Personal information
- Born: November 27, 1922 Thomaston, Georgia, U.S.
- Died: September 15, 1992 (aged 69) Lakeland, Florida, U.S.
- Listed height: 5 ft 11 in (1.80 m)
- Listed weight: 185 lb (84 kg)

Career information
- College: Georgia Tech
- NFL draft: 1943 (26th round, 243rd overall pick)

Career history
- Brooklyn Dodgers (1943)*;
- * Offseason or practice squad member only

Awards and highlights
- Consensus All-American (1942); First-team All-SEC (1942);

= Harvey Hardy =

American football player (1922–1992)

Harvey Boland Hardy (November 27, 1922 – September 15, 1992) was an American football player who played collegiately for the Georgia Tech football team, was a consensus All-American, and was an MVP of the 1943 Cotton Bowl Classic.
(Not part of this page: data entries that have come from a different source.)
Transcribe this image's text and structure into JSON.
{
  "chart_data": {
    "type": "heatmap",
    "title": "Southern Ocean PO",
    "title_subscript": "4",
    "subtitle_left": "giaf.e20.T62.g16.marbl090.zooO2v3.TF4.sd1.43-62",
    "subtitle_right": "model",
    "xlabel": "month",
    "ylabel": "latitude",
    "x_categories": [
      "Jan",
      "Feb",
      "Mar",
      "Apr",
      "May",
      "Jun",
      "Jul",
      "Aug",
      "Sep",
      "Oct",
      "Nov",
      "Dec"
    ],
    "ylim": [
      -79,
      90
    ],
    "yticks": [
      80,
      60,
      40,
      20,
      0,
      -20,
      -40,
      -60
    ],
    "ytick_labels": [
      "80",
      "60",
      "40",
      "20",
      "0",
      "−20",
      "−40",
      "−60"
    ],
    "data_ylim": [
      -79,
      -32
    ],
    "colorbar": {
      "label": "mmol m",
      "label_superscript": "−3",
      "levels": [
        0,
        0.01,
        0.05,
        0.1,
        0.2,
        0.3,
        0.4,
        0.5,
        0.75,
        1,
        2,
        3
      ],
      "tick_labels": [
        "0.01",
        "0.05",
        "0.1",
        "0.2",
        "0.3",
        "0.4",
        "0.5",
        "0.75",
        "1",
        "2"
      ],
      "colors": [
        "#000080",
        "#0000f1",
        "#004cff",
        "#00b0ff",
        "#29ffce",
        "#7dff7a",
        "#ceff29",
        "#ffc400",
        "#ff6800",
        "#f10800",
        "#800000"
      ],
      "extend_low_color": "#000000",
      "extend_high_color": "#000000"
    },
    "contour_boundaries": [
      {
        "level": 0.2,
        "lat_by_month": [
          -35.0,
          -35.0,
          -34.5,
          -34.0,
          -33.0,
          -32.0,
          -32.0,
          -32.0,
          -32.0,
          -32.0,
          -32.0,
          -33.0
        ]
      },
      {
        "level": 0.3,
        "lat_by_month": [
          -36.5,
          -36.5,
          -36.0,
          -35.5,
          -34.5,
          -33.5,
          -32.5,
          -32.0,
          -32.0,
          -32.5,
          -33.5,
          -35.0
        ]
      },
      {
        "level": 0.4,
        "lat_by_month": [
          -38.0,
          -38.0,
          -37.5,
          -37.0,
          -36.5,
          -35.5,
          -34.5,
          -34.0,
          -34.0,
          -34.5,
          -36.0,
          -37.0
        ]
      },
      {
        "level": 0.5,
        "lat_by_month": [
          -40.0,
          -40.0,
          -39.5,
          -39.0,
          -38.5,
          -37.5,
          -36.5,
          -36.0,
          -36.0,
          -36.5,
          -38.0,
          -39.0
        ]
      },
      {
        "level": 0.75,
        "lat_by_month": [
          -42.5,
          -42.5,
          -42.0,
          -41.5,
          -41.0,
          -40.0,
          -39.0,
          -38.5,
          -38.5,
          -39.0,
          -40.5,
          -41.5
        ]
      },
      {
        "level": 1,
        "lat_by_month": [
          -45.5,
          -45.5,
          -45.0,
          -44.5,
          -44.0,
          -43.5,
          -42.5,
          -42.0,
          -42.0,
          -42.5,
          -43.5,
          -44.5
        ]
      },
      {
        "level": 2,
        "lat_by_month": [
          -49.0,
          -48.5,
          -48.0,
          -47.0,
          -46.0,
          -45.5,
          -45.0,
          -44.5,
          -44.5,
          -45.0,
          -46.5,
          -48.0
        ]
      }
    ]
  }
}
Hardy was selected as the 243rd pick of the 1943 NFL draft (round 26, pick 3) by the Brooklyn Dodgers but did not play professionally. He was inducted into the Georgia Tech Hall of Fame in 1961. He was elected to the Alabama Community College Conference Hall of Fame in 1990.

Hardy was in the Southeastern Conference Football Officials Association from 1957 to 1981, and officiated 23 bowl games.